For a start, he seems to make the exact opposite point to Matthew with relation to the grounds of the Canaanite/Syrophonecian woman’s acceptability. Pseudo-Clement has her converting to Judaism and following the (Mosaic) Law in order to get Jesus to heal her daughter. Matthew has Jesus stating explicitly that her request is granted on account of her faith (15:28) and no mention of conversion to Judaism is made in either of the gospel accounts.

Why would Pseudo-Clement come up with such a bizarre theology, considering that the overall thrust of his homilies is not Judaistic? Perhaps his copy of Matthew had the textual variant ἔξεστιν in15:26 (“It is not lawful to take the children’s bread…”) rather than ἔστιν καλὸν (“It is not good/fitting to take the children’s bread…”) – this would make sense of why he feels that (at least, before Easter) the woman must convert to Judaism to receive any blessing from the Messiah. ἔξεστιν is found only in one major Greek manuscript  – Codex Bezae (D) – the readings of which, according to Aland, originate from a theologian of the third/fourth century at the earliest, probably located in or around Egypt (The Text of the New Testament, pp.67-69).
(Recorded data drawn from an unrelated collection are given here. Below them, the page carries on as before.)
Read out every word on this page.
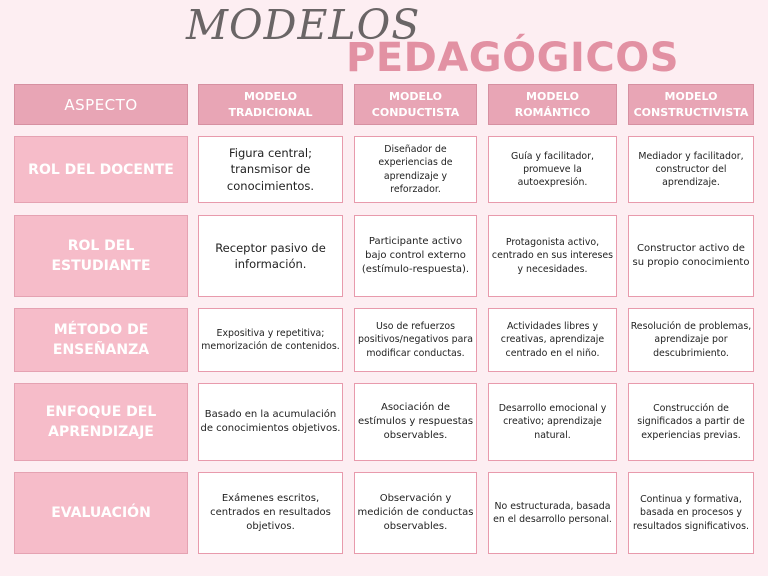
MODELOS
PEDAGÓGICOS
ASPECTO	MODELO TRADICIONAL
MODELO CONDUCTISTA
MODELO ROMÁNTICO
MODELO CONSTRUCTIVISTA
ROL DEL DOCENTE
Figura central; transmisor de conocimientos.
Diseñador de experiencias de aprendizaje y reforzador.
Guía y facilitador, promueve la autoexpresión.
Mediador y facilitador, constructor del aprendizaje.
ROL DEL ESTUDIANTE
Receptor pasivo de información.
Participante activo bajo control externo (estímulo-respuesta).
Protagonista activo, centrado en sus intereses y necesidades.
Constructor activo de su propio conocimiento
MÉTODO DE ENSEÑANZA
Expositiva y repetitiva; memorización de contenidos.
Uso de refuerzos positivos/negativos para modificar conductas.
Actividades libres y creativas, aprendizaje centrado en el niño.
Resolución de problemas, aprendizaje por descubrimiento.
ENFOQUE DEL APRENDIZAJE
Basado en la acumulación de conocimientos objetivos.
Asociación de estímulos y respuestas observables.
Desarrollo emocional y creativo; aprendizaje natural.
Construcción de significados a partir de experiencias previas.
EVALUACIÓN
Exámenes escritos, centrados en resultados objetivos.
Observación y medición de conductas observables.
No estructurada, basada en el desarrollo personal.
Continua y formativa, basada en procesos y resultados significativos.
This might give us more of a clue as to whom Pseudo-Clement was – he must be writing in the third or fourth century at the earliest; and using a Greek manuscript with the readings of Codex Bezae, suggesting that he was not anywhere near Rome, but in fact likely to originate from the eastern end of the Mediterranean. It’s not conclusive, but a bit more specific than the description of him as a “post-Nicene pseudonymous author” in NPNF.

Finally, it’s interesting that Pseudo-Clement doesn’t describe the daughter as suffering from demon-possession, as Mark and Matthew do, but as being seriously ill. Perhaps even by a few centuries after the New Testament, such things were being de-mythologised?